The internship with the governor’s office was developed through the Capital City internship program, run by the Rutgers Public Relations office and the university’s Department of Political Science.  “I thought this would be a great opportunity to learn how government attempts to serve the needs of its constituents,” Ashley said. “In addition to learning about educational policy, I saw first-hand the struggles various urban cities in New Jersey are facing.”  Ashley was able to learn about the state’s role in cities such as Camden and Newark, as well as the state’s efforts to address many of the challenges those communities currently face.


“During my second semester, I interned at the Hyacinth AIDS Foundation in the Public Policy department,” Ashley said. “I worked with Public Policy Manager Kristen Crawford and helped with Leadership Hyacinth training, prepared a newsletter for Leadership Hyacinth participants, and helped set up One Conversation HIV/AIDS training with black faith-based organizations.” Leadership Hyacinth is a program designed to lobby government officials at the state and federal levels on issues affecting the HIV/AIDS community. The organization teaches participants about civics, provides an understanding of legislation affecting people living with HIV, and helps people use their personal HIV stories for lobbying purposes.

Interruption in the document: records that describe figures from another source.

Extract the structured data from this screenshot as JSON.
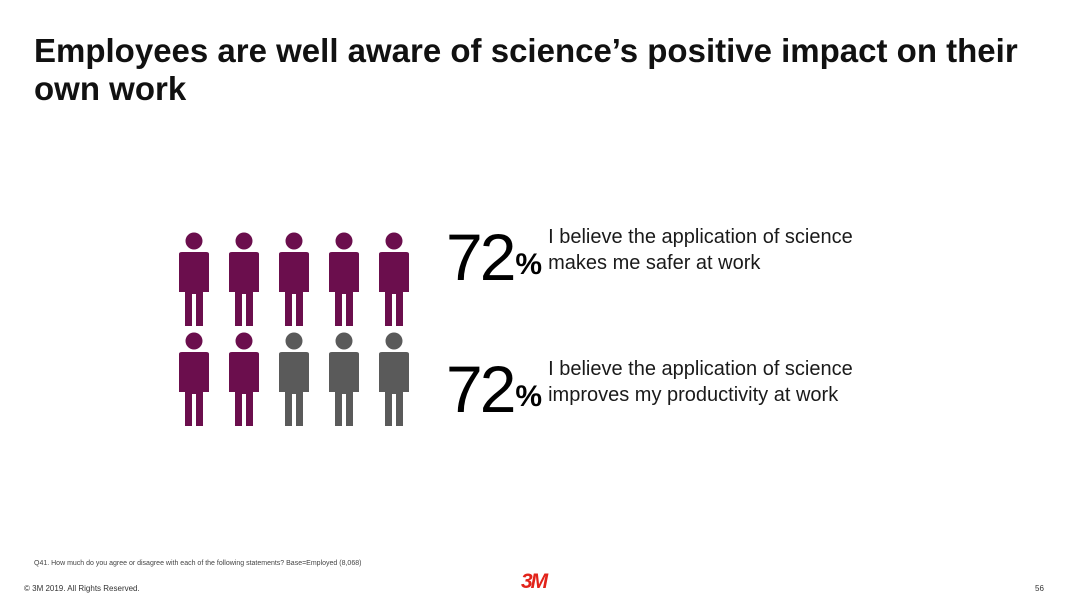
{
  "slide": {
    "title": "Employees are well aware of science’s positive impact on their own work"
  },
  "pictogram": {
    "total": 10,
    "highlighted": 7,
    "highlight_color": "#6b0e4d",
    "base_color": "#5a5a5a"
  },
  "stats": [
    {
      "value": "72",
      "unit": "%",
      "text": "I believe the application of science makes me safer at work"
    },
    {
      "value": "72",
      "unit": "%",
      "text": "I believe the application of science improves my productivity at work"
    }
  ],
  "footer": {
    "footnote": "Q41. How much do you agree or disagree with each of the following statements? Base=Employed (8,068)",
    "copyright": "© 3M 2019.    All Rights Reserved.",
    "logo": "3M",
    "logo_color": "#e2231a",
    "page_number": "56"
  }
}
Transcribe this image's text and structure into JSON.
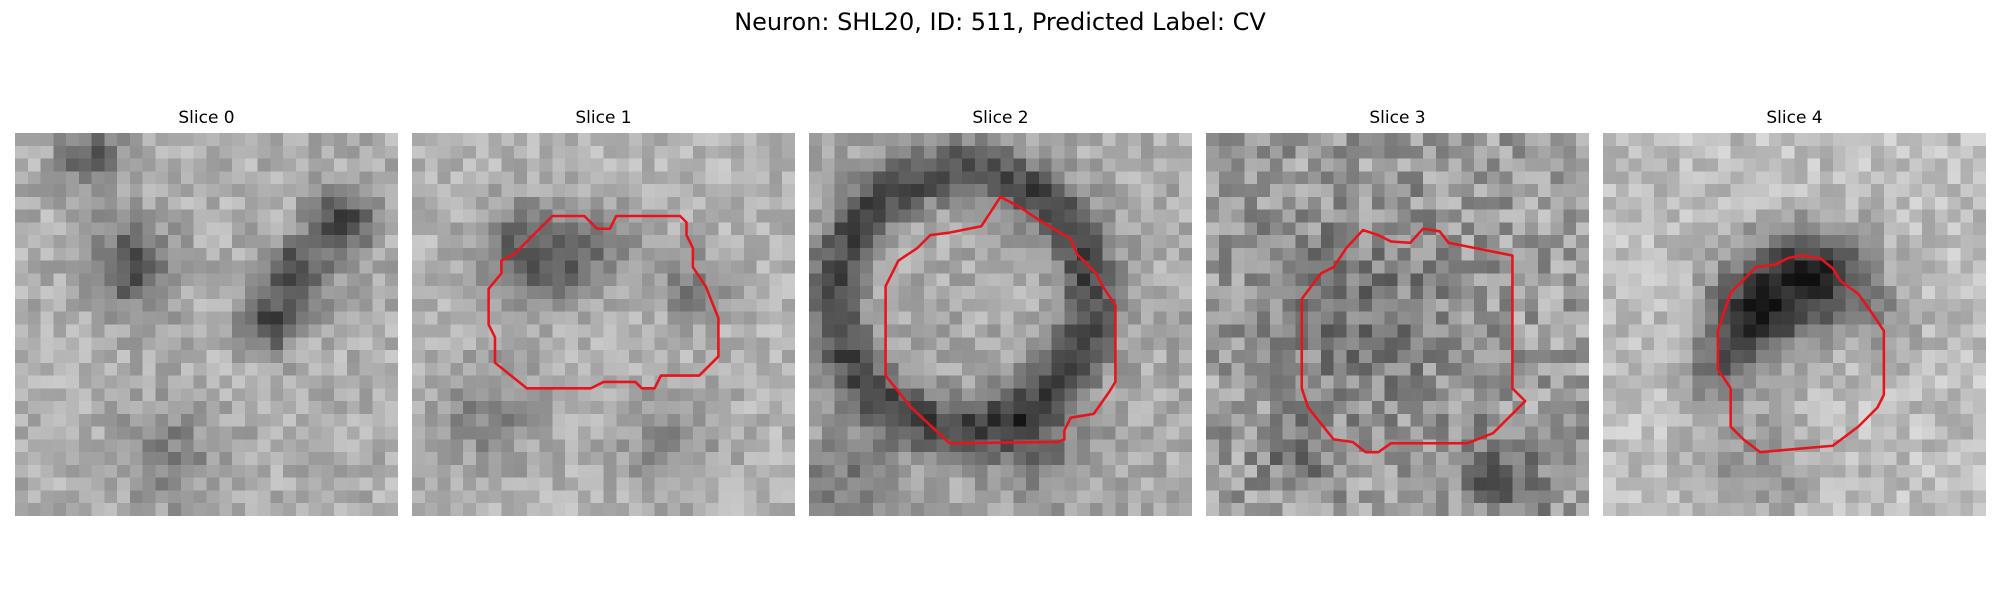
{
  "figure": {
    "title": "Neuron: SHL20, ID: 511, Predicted Label: CV"
  },
  "panels": [
    {
      "title": "Slice 0",
      "has_contour": false
    },
    {
      "title": "Slice 1",
      "has_contour": true
    },
    {
      "title": "Slice 2",
      "has_contour": true
    },
    {
      "title": "Slice 3",
      "has_contour": true
    },
    {
      "title": "Slice 4",
      "has_contour": true
    }
  ],
  "colors": {
    "contour": "#e8141c",
    "image_colormap": "grayscale"
  }
}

Ashley’s experience with Hyacinth allowed her to work with the clients who were preparing for a lobbying trip as well as participate in prevention outreach efforts, giving her the opportunity to speak with youth about protecting themselves from HIV and other sexually transmitted diseases. Through that experience Ashley was able to more thoroughly appreciate the needs of youth in all aspects of education policy. Additionally, Ashley was able to participate in one of Hyacinth’s most prominent campaigns, One Conversation. “The African-American and Latino communities, particularly African-American and Latina women, have been uniquely affected by HIV/AIDS in the United States, as these women make up the majority of new cases of HIV infection,” noted Ashley. “I have always been particularly passionate about issues affecting this demographic and therefore took a strong interest in the One Conversation campaign because it reaches out to faith-based organizations, particularly African-American churches, to teach about HIV prevention. Many religious organizations have turned a blind eye to an epidemic that affects their mostly female congregations, but the One Conversation campaign engages ministers to learn more about HIV and its prevention and also encourages outreach to people living with HIV or AIDS.”

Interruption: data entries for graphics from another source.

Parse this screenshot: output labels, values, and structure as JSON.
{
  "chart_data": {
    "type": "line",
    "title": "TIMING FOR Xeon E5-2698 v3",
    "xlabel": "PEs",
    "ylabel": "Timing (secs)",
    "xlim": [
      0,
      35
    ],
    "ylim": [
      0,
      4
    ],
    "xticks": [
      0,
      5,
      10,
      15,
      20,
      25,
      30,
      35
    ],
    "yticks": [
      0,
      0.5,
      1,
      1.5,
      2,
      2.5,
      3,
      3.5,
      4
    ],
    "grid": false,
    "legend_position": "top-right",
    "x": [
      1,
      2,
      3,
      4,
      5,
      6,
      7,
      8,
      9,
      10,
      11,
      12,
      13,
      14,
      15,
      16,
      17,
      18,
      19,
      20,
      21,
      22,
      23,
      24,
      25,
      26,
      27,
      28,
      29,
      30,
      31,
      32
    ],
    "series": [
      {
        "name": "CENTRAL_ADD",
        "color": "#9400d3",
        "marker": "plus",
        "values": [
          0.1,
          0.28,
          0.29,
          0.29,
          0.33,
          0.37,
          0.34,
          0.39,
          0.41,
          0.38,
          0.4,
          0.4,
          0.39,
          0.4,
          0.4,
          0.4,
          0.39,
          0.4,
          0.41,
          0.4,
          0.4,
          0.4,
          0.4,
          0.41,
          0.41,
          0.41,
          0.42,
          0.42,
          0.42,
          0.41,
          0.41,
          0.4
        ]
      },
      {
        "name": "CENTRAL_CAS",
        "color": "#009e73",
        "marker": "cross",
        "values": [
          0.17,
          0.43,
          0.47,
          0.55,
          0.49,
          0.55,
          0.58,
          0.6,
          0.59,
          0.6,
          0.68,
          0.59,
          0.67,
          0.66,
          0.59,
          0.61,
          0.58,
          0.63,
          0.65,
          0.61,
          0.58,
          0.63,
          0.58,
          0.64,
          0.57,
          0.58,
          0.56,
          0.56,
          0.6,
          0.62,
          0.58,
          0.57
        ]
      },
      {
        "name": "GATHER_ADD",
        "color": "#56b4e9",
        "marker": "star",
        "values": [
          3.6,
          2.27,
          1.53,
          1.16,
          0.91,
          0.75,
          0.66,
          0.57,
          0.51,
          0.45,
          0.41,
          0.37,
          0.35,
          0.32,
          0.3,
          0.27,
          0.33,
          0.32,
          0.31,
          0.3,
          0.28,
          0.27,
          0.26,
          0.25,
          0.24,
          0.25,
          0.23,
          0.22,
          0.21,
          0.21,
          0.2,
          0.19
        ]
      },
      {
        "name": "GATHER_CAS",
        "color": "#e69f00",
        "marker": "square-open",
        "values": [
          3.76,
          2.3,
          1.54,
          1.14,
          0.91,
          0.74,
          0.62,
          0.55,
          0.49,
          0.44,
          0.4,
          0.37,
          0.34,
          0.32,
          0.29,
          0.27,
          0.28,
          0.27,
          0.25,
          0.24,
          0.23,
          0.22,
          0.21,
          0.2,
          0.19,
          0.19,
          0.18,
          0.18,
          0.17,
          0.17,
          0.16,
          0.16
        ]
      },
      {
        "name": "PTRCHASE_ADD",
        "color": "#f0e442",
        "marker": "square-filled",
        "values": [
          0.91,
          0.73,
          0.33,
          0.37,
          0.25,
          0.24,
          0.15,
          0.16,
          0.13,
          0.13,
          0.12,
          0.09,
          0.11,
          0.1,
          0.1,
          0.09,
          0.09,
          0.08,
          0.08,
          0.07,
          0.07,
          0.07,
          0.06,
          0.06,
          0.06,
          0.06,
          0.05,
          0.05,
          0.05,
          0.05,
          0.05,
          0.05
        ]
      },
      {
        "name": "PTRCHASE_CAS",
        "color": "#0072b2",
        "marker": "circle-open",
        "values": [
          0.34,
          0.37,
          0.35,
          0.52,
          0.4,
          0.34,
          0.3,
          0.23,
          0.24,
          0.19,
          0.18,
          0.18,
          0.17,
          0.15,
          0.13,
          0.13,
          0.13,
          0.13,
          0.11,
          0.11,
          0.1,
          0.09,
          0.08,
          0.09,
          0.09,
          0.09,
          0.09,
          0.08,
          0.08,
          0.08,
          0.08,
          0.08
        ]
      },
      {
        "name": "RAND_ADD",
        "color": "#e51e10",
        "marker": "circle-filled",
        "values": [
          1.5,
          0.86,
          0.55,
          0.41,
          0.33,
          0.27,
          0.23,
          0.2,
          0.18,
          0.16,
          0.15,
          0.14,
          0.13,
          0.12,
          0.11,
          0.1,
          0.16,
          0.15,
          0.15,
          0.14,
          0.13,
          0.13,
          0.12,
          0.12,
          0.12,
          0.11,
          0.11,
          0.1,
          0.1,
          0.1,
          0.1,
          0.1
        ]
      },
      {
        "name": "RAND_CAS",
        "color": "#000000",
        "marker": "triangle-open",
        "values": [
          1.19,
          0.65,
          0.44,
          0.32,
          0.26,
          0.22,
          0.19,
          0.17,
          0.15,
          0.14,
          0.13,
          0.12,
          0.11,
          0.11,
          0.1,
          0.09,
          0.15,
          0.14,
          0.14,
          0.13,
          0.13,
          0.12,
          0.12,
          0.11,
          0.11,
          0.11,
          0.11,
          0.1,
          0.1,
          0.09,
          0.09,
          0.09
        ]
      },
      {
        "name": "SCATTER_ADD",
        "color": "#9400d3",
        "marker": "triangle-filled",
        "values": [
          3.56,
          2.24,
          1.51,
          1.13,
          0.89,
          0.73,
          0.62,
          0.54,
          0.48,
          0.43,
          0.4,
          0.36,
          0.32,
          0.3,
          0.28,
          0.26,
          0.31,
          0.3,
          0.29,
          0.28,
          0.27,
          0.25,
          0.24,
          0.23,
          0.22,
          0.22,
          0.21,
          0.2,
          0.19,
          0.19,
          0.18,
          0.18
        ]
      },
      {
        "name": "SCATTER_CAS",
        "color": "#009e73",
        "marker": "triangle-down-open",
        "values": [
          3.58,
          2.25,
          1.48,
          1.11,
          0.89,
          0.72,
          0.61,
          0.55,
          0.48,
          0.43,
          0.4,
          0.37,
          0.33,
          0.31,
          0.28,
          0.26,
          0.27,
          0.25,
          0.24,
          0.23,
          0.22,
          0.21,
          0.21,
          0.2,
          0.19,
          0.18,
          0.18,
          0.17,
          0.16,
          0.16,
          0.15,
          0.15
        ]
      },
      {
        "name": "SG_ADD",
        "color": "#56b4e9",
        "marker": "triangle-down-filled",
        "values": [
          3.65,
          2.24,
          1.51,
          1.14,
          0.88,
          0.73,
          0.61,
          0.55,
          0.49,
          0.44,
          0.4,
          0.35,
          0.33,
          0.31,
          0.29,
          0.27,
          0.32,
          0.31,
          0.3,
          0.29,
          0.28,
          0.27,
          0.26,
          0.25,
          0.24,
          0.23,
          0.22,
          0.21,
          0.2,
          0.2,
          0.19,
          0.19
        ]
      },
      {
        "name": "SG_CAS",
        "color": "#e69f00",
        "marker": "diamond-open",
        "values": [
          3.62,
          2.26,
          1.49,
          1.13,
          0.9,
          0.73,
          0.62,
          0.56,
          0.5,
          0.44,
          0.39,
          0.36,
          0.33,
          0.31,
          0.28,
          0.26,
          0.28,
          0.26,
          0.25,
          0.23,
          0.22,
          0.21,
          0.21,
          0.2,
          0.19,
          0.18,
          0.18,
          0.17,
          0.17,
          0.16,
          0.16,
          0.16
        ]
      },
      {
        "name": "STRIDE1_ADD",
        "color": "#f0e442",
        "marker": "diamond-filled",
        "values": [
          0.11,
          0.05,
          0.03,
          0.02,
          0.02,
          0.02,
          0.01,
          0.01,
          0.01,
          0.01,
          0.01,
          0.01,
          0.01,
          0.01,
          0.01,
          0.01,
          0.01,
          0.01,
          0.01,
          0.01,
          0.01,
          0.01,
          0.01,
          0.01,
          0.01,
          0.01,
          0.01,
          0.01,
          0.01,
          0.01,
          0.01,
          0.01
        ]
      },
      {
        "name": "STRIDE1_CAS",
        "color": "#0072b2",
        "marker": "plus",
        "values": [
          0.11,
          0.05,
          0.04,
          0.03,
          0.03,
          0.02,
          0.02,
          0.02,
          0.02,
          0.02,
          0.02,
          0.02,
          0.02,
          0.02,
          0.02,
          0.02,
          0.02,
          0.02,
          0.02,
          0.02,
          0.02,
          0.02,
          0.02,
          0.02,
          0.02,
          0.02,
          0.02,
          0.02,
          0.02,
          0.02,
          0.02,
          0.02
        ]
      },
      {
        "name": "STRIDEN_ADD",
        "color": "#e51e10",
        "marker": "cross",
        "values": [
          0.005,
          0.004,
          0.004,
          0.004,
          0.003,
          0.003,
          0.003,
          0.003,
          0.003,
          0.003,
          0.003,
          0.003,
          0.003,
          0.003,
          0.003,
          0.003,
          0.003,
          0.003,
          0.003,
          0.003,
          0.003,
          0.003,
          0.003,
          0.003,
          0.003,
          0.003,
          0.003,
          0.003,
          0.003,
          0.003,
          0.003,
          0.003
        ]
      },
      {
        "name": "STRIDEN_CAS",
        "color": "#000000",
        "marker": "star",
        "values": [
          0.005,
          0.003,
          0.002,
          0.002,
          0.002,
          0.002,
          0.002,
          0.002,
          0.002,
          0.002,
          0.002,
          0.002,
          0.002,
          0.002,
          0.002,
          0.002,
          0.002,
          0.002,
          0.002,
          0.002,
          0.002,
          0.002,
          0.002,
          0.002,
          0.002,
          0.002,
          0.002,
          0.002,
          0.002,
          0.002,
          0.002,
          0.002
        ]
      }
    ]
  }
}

Ashley enjoyed having the opportunity to reach out to people from her own community in such a meaningful way and felt particularly gratified to have the opportunity to raise awareness. “I was moved by how little people really know about HIV and about the stereotypes and misconceptions people carry about the disease, and the experiences I had at different faith-based organizations both shocked and invigorated me.” In order to break down walls of silence that propel the spread of the disease, Ashley believes that more programs such as One Conversation need to be organized in public schools. With the experience she gained in this internship, she hopes to build a career in public policy in which she can impact the lives of people affected by HIV as well as support educational programs and policy initiatives that prevent its spread.


“The Voorhees fellowship was tremendously beneficial to me,” Ashley concluded. “It gave me meaningful service experience and reminded me of the ways that government and non-profits can serve people. I would not have been able to take advantage of these internships or develop those experiences without the help of this fellowship, and I am immensely grateful for the support provided by the Voorhees family.”